How is the loss of the neighborhood schools affecting children's social growth?

 On a sunny, breezy afternoon at the neighborhood playground, my small son walked over to me, dejected, and expressed his sadness that he could not play with anyone because he didn't know their names. He is usually very good about playing with new kids, but on this day it was too much for him to try to befriend children that he would never meet again. Meeting new people is taxing but the only respite is moving into a comfortable relationship after multiple meetings-yet, for my son, that never happens.

My son goes to a Catholic school a few miles away from our home. With the Jefferson Parish and New Orleans schools a mess of failures, his early education could not be chanced. This is the case for all too many families, as New Orleans has the highest percentage of students in private schools in the U.S.; however, the relocation of students from their neighborhood schools isn't due to the mass move to private schools. The growth of the charter management organizations in New Orleans as well as the reinstatement of the Dandridge Order in Jefferson parish meant the dissolution of the neighborhood school in the New Orleans metro area.
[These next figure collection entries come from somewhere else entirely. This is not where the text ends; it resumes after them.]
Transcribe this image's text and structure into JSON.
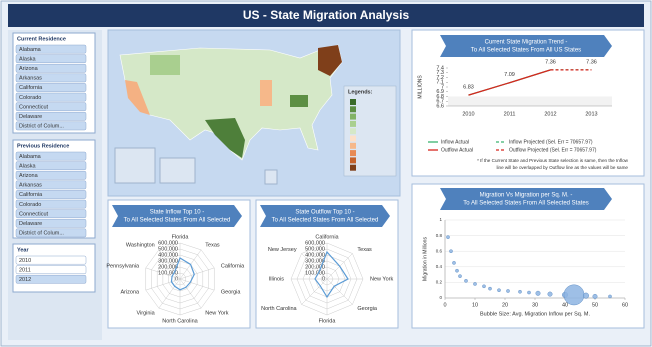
{
  "title": "US - State Migration Analysis",
  "slicers": [
    {
      "title": "Current Residence",
      "items": [
        "Alabama",
        "Alaska",
        "Arizona",
        "Arkansas",
        "California",
        "Colorado",
        "Connecticut",
        "Delaware",
        "District of Colum..."
      ]
    },
    {
      "title": "Previous Residence",
      "items": [
        "Alabama",
        "Alaska",
        "Arizona",
        "Arkansas",
        "California",
        "Colorado",
        "Connecticut",
        "Delaware",
        "District of Colum..."
      ]
    },
    {
      "title": "Year",
      "items": [
        "2010",
        "2011",
        "2012"
      ],
      "selected": [
        false,
        false,
        true
      ]
    }
  ],
  "map": {
    "legend_title": "Legends:"
  },
  "chart_data": [
    {
      "type": "line",
      "title": "Current State Migration Trend -",
      "subtitle": "To All Selected States From All US States",
      "y_label": "MILLIONS",
      "categories": [
        "2010",
        "2011",
        "2012",
        "2013"
      ],
      "ylim": [
        6.6,
        7.4
      ],
      "yticks": [
        6.6,
        6.7,
        6.8,
        6.9,
        7,
        7.1,
        7.2,
        7.3,
        7.4
      ],
      "series": [
        {
          "name": "Inflow Actual",
          "color": "#3cb371",
          "values": [
            6.83,
            7.09,
            7.36,
            null
          ]
        },
        {
          "name": "Inflow Projected (Sel. Err = 70657.97)",
          "color": "#3cb371",
          "dashed": true,
          "values": [
            null,
            null,
            7.36,
            7.36
          ]
        },
        {
          "name": "Outflow Actual",
          "color": "#d7261e",
          "labels": true,
          "values": [
            6.83,
            7.09,
            7.36,
            null
          ]
        },
        {
          "name": "Outflow Projected (Sel. Err = 70657.97)",
          "color": "#d7261e",
          "dashed": true,
          "labels": true,
          "values": [
            null,
            null,
            7.36,
            7.36
          ]
        }
      ],
      "note": [
        "* If the Current State and Previous State selection is same, then the Inflow",
        "line will be overlapped by Outflow line as the values will be same"
      ]
    },
    {
      "type": "radar",
      "title": "State Inflow Top 10 -",
      "subtitle": "To All Selected States From All Selected",
      "categories": [
        "Florida",
        "Texas",
        "California",
        "Georgia",
        "New York",
        "North Carolina",
        "Virginia",
        "Arizona",
        "Pennsylvania",
        "Washington"
      ],
      "values": [
        350000,
        300000,
        250000,
        180000,
        170000,
        180000,
        150000,
        150000,
        140000,
        150000
      ],
      "color": "#5b9bd5",
      "ylim": [
        0,
        600000
      ],
      "yticks": [
        0,
        {
          "value": 100000,
          "label": "100,000"
        },
        {
          "value": 200000,
          "label": "200,000"
        },
        {
          "value": 300000,
          "label": "300,000"
        },
        {
          "value": 400000,
          "label": "400,000"
        },
        {
          "value": 500000,
          "label": "500,000"
        },
        {
          "value": 600000,
          "label": "600,000"
        }
      ]
    },
    {
      "type": "radar",
      "title": "State Outflow Top 10 -",
      "subtitle": "To All Selected States From All Selected",
      "categories": [
        "California",
        "Texas",
        "New York",
        "Georgia",
        "Florida",
        "North Carolina",
        "Illinois",
        "New Jersey"
      ],
      "values": [
        450000,
        300000,
        350000,
        170000,
        300000,
        160000,
        200000,
        180000
      ],
      "color": "#5b9bd5",
      "ylim": [
        0,
        600000
      ],
      "yticks": [
        0,
        {
          "value": 100000,
          "label": "100,000"
        },
        {
          "value": 200000,
          "label": "200,000"
        },
        {
          "value": 300000,
          "label": "300,000"
        },
        {
          "value": 400000,
          "label": "400,000"
        },
        {
          "value": 500000,
          "label": "500,000"
        },
        {
          "value": 600000,
          "label": "600,000"
        }
      ]
    },
    {
      "type": "bubble",
      "title": "Migration Vs Migration per Sq. M. -",
      "subtitle": "To All Selected States From All Selected States",
      "x_label": "Bubble Size: Avg. Migration Inflow per Sq. M.",
      "y_label": "Migration in Millions",
      "x": [
        1,
        2,
        3,
        4,
        5,
        7,
        10,
        13,
        15,
        18,
        21,
        25,
        28,
        31,
        35,
        40,
        43,
        47,
        50,
        55
      ],
      "values": [
        0.78,
        0.6,
        0.45,
        0.35,
        0.28,
        0.22,
        0.18,
        0.15,
        0.12,
        0.1,
        0.09,
        0.08,
        0.07,
        0.06,
        0.05,
        0.04,
        0.04,
        0.03,
        0.02,
        0.02
      ],
      "sizes": [
        1,
        1,
        1,
        1,
        1,
        1,
        1,
        1,
        1,
        1,
        1,
        1,
        1,
        2,
        2,
        3,
        40,
        3,
        2,
        1
      ],
      "color": "#8db4e2",
      "xlim": [
        0,
        60
      ],
      "xticks": [
        0,
        10,
        20,
        30,
        40,
        50,
        60
      ],
      "ylim": [
        0,
        1
      ],
      "yticks": [
        0,
        0.2,
        0.4,
        0.6,
        0.8,
        1
      ]
    }
  ]
}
In New Orleans there is no unified district in place. The Orleans Parish School Board manages only a small portion of the highest performing schools in the city; the rest are charter run. The majority of the charters, sprinkled around the city, are open enrollment, which means that any child in the parish can attend any school.  The purpose of this is to allow children the opportunities to attend the best schools even if the best schools aren't nearby.

In Jefferson parish the commute exists for a different reason: The Dandridge order. As district leaders noticed the racial imbalance in the schools, they decided to forcefully intergrate them. For students this means that if you live in a primarily white neighborhood, you may not attend your neighborhood school because there's already too many white people so you will be bused to another school which needs more white diversity. To some, this sounded like a reasonable solution but in reality it began to destroy the neighborhood schools.
The playground where I bring my son is next to an elementary and middle school that is less than a mile from where we live- but if he went to a Jefferson parish school he would actually go to a school about three miles away. I began to think of how this impacted his ability to make and maintain friends with children he doesn't go to school with.
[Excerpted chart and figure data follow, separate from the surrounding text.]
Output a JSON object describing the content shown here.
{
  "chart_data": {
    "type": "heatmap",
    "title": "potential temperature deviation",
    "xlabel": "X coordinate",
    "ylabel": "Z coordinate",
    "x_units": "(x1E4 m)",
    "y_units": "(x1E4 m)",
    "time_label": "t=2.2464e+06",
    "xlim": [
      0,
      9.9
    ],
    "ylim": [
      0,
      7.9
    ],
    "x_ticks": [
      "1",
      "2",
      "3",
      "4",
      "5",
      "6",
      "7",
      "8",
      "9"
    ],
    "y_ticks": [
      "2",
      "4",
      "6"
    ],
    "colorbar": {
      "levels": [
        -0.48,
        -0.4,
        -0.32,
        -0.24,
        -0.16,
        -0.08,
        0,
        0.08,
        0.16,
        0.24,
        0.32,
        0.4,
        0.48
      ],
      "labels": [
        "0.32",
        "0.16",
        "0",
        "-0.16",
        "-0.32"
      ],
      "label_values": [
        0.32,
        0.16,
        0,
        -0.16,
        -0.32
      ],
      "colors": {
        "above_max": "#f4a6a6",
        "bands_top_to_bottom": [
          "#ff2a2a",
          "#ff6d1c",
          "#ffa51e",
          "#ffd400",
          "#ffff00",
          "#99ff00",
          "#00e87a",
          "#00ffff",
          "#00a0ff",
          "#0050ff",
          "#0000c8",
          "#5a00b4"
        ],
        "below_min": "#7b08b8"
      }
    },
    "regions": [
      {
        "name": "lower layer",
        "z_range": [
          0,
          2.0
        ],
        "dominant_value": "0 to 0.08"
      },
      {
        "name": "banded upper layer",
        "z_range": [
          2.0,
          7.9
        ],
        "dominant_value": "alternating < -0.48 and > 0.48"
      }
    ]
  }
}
My wheels began to turn as I considered the bigger picture. How does this school commute affect the social development of children? How does it affect the social development of my high school students? It seemed quite obvious. Children have to work harder to develop relationships that may not last because of the distance.
Anyone who has maintained a long distance friendship or relationship can attest that it can be difficult to stay connected when you are living two different lives. You tell stories that involve different groups of friends; you recount mundane details of day to day life because the other person isn't witness or participant to them; conversations may drag out of desperation for something to talk about. For adults, we may prune away these relationships but for children these social connections are crucial to their growth.

Children spend anywhere from nine to ten hours a day at school (not accounting for after school activities) so they develop their strongest bonds with the children that they are with the most. Yet, they go home and may have friendships with the children in their neighborhood who do not attend the same school. With my high schoolers, this often causes problems. The neighborhood friends see the closeness to school friends as disloyal and rifts occur. It is especially significant for Freshman. Which friend wins out? How do children cope with these rifts? Can they learn to overcome them? It seems as though students frequently choose to cut ties with the neighborhood friends rather than overcome the conflict. Is this move affecting their conflict resolution? Does this commute affect teens need for social interaction via their phones?
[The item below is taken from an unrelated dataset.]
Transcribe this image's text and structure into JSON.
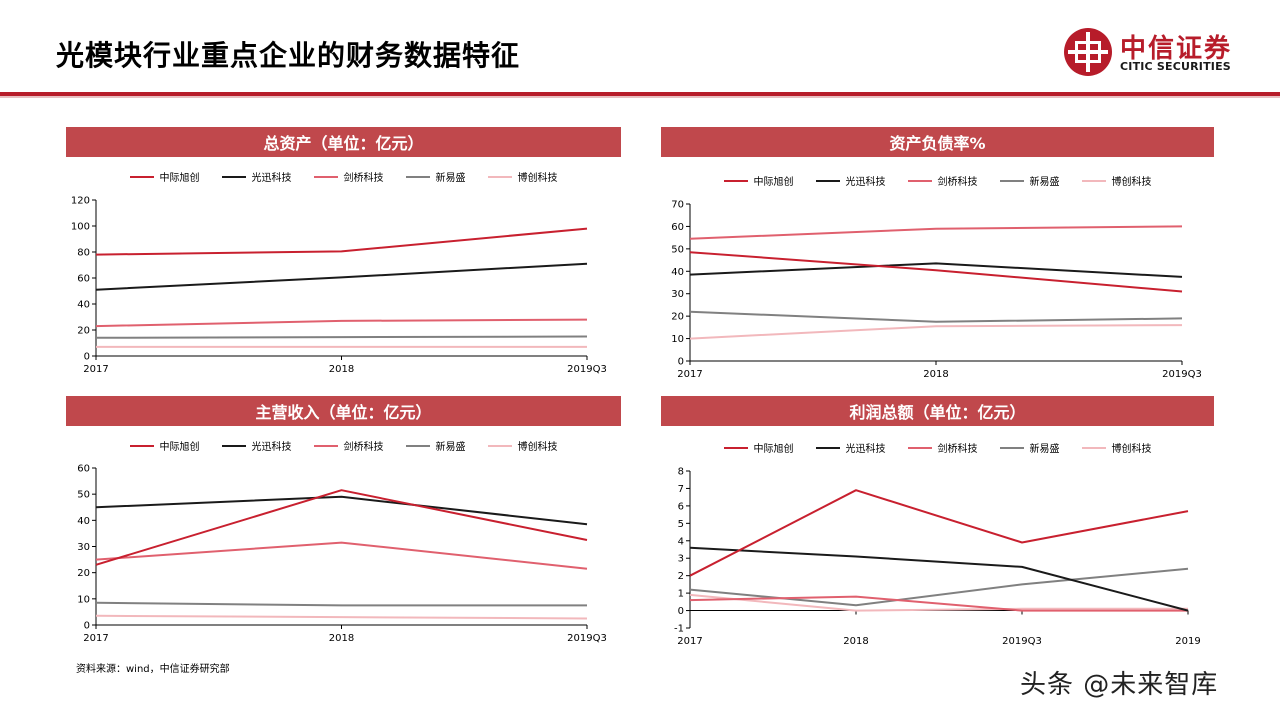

In the younger children, are school friendships seen as valuable? If children are not interacting with their classmates outside of school, is there any value in the classroom interactions and if not, do children care less about their conflicts and relationships with their classmates?

Another dimension to this issue is the burden placed on parents in an attempt to maintain out of school relationships. Phone calls, text messages, scheduling outings and even driving across town now become a part of social development. Parents are also responsible for developing relationships with each other in order to do these things. We take on an extra responsibility to get to know people who are not around us; we don't shop at the same grocery stores or attend the same churches or play at the same playground-so parental socialization becomes another task all of its own. Do our children get appropriate socialization when it is the parent's responsibility to make it happen?

There is little discussion or information about this impact on children. The U.S. has been on a mad dash to charter and privatize the school entity without regard for the impact. Education reform has become a beast which feeds on children instead of the superhero who was supposed to save them. The social impact may be small; children will make friends one way or another-but it is worth questioning all of the ways that the destruction of neighborhood schools is adversely affecting children's lifelong success.